POPULATION -- January 1, 2010 at 1:49 PM ET
Census: 308,400,408 Americans at Start of 2010
Another year, another few million Americans. There are 2,606,181 more Americans today than there were on Dec. 31, 2008, according to the Census Bureau's annual year-end projections. That's about 0.9 percent growth for the year.
Births in the coming year will continue to out-pace deaths, the Census reported. A person will be born every eight seconds in January 2010; someone will die every 12. Immigration will bring a new person to this country every 37 seconds. In all, the total U.S population will tick upward by one person every 14 seconds.
But not every part of the U.S. is growing.
Michigan lost 32,759 residents last year, or 0.33 percent. The state's population has shrunk every year since 2006. Maine and Rhode Island also saw their populations decline, though by smaller amounts.
Texas grew more than any other state, picking up 478,000 new residents, followed by California (381,000), North Carolina (134,000), Georgia (131,000) and Florida (114,000), according to the Census report. State populations are measured from July 1, 2008 to June 30, 2009.
America remains an outlier among developed countries: Much of Western Europe, as well as Japan, is growing older and growing slower, while the developing world simply grows.

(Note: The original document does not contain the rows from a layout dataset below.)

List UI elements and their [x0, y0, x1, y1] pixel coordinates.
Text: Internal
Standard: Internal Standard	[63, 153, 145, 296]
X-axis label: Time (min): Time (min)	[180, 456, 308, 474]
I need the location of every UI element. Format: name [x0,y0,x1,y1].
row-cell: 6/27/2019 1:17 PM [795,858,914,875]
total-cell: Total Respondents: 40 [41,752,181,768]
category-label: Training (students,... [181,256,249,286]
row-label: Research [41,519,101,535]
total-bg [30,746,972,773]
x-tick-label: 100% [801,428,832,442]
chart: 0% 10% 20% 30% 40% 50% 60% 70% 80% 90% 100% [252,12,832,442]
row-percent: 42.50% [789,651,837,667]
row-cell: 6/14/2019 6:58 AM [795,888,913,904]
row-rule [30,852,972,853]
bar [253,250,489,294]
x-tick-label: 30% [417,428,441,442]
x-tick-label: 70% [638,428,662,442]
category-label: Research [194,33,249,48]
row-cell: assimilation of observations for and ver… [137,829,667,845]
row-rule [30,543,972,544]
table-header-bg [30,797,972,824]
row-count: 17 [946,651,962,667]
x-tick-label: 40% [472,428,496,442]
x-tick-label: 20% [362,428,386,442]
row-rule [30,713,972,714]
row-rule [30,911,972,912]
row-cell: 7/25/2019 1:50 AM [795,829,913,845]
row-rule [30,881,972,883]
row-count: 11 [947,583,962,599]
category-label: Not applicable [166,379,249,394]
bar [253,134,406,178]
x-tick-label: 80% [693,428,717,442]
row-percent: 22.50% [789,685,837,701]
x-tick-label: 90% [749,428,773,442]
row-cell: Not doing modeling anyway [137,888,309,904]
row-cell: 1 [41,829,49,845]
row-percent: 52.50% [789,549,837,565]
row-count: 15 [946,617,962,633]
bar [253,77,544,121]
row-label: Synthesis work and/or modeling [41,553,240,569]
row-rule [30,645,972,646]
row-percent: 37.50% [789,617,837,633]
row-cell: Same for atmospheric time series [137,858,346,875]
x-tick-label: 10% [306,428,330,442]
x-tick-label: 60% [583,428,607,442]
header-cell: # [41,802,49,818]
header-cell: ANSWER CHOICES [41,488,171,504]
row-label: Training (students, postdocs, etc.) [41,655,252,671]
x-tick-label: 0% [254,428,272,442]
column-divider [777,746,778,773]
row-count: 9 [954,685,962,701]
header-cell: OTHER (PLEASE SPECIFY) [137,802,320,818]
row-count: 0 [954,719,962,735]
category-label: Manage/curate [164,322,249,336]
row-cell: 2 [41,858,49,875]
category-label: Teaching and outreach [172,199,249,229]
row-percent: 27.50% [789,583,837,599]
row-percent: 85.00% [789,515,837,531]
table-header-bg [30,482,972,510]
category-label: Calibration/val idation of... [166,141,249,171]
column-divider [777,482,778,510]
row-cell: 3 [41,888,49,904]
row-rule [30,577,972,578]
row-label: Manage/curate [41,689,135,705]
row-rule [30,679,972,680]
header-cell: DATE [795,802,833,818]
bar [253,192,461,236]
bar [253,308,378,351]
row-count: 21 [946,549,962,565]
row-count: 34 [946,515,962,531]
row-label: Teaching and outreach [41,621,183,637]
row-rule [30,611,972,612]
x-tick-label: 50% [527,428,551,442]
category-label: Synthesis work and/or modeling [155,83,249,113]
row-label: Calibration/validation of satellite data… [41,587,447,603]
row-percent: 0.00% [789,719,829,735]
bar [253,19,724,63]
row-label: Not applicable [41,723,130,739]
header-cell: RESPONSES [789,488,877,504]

The U.S. population hit 300 million in 2006. At the time, demographer William Frey, of the Brookings Institution, told Gwen Ifill:
Unlike Europe and unlike Japan, however, we're going to be projected to grow in our labor force population, as well as in our child population, over the next three or four decades. That will put us in a much better position, not only to take care of our elderly population, but also to have a more vibrant and vital labor force than they will have.
And the fact that they're coming from other countries to some degree means that we're going to be able to connect more with other countries in the world. In a global economy, I think this is a plus.